BLAST FROM THE PAST (1999)
Rating: 7/10 Stars Brendan Fraser, Alicia Silverstone, Christopher Walken, Dave Foley & Sissy Spacek Directed by Hugh Wilson
While watching "Blast from the Past", a song by trip-hop maestro Tricky came to mind: "Brand New, You're Retro". Things end up being too much retro, too little new, though Blast remains an enjoyable, if familiar, fish out of water tale.
Blast opens with a poorly-conceived credit sequence in which we see a newspaper montage as the classic "Accentuate the Positive" plays. It's a great song, and a great opening... except that we've seen this before, notably in one of 1997's best films, "L.A. Confidential", and in the sadly defunt ABC series, "Homefront".
Fortunately, things pick up from there, as we're introduced to paranoid husband Calvin Webber (Christopher Walken) and his pregnant wife Helen (Sissy Spacek). Heading into their state-of-the-art bomb shelter as Kennedy lashes out against Cuba on tv, they're startled as a fighter jet on routine manuevers has engine trouble and crashes into their house. Mistaking this for "the big one", Walken hurriedly slams the locks, sealing them in for thirty-five years, the amount of time it will take for the radiation to clear. A few days later, their son -- appropriately, predictably named Adam -- is born, and the movie spends nearly a third of its time showing us vignettes from Adam's child- and eventually adult-hood.
We finally get to the main part of the story just after Adam's thirty-fifth birthday. Dad has broken the seal and gone to the surface to see how the recovery is going, and is dumbfounded at the "mutants" he encounters: transvestite hookers, drunken bums, and gang bangers. (Hookers & bums & guns, oh my!) Safe underground again, he decides that they should wait another ten years before attempting to return to the surface.

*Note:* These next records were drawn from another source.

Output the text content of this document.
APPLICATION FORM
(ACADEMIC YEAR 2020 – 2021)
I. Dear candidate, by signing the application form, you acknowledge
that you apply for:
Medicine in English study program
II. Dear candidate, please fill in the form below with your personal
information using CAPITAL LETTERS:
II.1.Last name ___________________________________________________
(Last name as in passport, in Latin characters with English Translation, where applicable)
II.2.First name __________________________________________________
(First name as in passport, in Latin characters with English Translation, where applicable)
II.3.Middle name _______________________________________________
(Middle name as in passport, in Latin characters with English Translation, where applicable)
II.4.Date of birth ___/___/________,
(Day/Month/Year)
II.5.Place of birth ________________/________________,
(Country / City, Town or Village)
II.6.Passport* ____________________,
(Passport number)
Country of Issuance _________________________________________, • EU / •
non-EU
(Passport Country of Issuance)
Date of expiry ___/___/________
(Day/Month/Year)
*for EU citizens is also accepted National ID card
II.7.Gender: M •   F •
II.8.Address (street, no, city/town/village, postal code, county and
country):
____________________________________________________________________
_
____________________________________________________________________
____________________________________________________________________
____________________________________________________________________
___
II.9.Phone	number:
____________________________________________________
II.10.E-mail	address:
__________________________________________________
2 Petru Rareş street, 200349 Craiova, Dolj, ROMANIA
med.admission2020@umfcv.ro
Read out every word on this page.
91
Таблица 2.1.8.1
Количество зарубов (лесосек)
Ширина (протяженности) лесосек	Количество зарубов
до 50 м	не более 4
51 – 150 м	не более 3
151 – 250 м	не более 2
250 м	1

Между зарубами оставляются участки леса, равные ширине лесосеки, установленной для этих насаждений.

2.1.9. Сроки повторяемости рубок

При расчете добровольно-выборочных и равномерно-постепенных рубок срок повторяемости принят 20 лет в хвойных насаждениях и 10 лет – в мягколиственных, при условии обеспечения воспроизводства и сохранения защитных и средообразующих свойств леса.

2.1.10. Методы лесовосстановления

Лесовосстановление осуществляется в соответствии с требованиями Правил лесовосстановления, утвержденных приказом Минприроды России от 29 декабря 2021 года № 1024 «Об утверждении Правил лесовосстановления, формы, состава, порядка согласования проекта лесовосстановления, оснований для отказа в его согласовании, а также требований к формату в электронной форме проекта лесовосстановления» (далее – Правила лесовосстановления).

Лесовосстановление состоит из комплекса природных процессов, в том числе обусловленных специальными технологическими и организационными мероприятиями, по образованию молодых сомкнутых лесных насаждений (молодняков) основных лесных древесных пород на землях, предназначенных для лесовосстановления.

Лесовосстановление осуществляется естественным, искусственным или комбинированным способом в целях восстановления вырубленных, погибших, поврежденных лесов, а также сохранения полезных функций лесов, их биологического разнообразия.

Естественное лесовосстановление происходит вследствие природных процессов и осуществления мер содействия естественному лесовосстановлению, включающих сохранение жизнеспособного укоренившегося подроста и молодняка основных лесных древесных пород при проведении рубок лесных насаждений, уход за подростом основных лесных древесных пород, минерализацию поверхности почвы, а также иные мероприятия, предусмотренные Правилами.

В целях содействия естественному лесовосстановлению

But there's a problem: they're running out of supplies. After Dad has an attack (heart, anxiety or panic, it's never made clear), it's up to Adam to go out for food, batteries... and perhaps a wife. Enter Eve (Silverstone) & Troy (Foley) as that '90's staple, the bombshell with the gay best friend ("My Best Friend's Wedding", tv's "Will & Grace", etc.).
What follows is fairly entertaining, though wholly predictable. It's never in doubt that the square Adam will turn out to be the hippest guy on the dance floor (both in a swing club number and in the funniest YMCA bit since "Wayne's World"), or that Adam will fall for Eve (duh), or that Adam will ultimately find his cloistered world to be preferable in many ways to Eve's world. (It's like an odd role reversal on H. G. Wells' "The Time Machine": Adam is the bright & sunny Eloi, while most of the surface-dwellers come across as hideous, mutated Morlocks.)
The performances are solid all-around, especially Fraser who wipes out any doubts about his ability to carry a film. Though obviously not up to par with his masterful performance in "Gods & Monsters", Fraser here demonstrates an incredible screen presence, dominating his every scene, even when paired with veterans like Walken & Spacek. This won't be the film that makes him a mega-star, but it's a step in the right direction, and bodes well for his next, "The Mummy", due out May 7th.
Blast treads some of the same ground as another New Line Cinema project, last fall's "Pleasantville", but doesn't bother itself with any seriousness or social commentary; Blast is a comedy, and knows it.
What it doesn't know is when to quit, overstaying it's welcome by about ten minutes. We've been entertained, and are ready for the film to be over, and it just keeps going. The finale draws out far too long, though it might not have mattered had the entire film been tightened up a bit. Many of the scenes with young Adam aren't necessary, and a continuing sub-plot featuring Joey Slotnick as a bar owner turned cult leader could have been excised with virtually no impact on the narrative.
Also, the film isn't quite sure when it takes place. Pointedly starting in 1962 in the thick of the Cuban missle crisis, it then abandons concrete dates in favor of the nebulous "The Present Day". Fine, except that Adam later tells us that he's 35, meaning the action takes place in 1997... which is not the present day. A minor point, to be sure, but this coupled with the draggy pacing suggests the need for a more hands-on producer. Blast ain't bad, but it could've been far better.
"Blast from the Past" runs approximately 1:45, and is rated PG-13, presumably for the few scenes of '90's nastiness we're exposed to.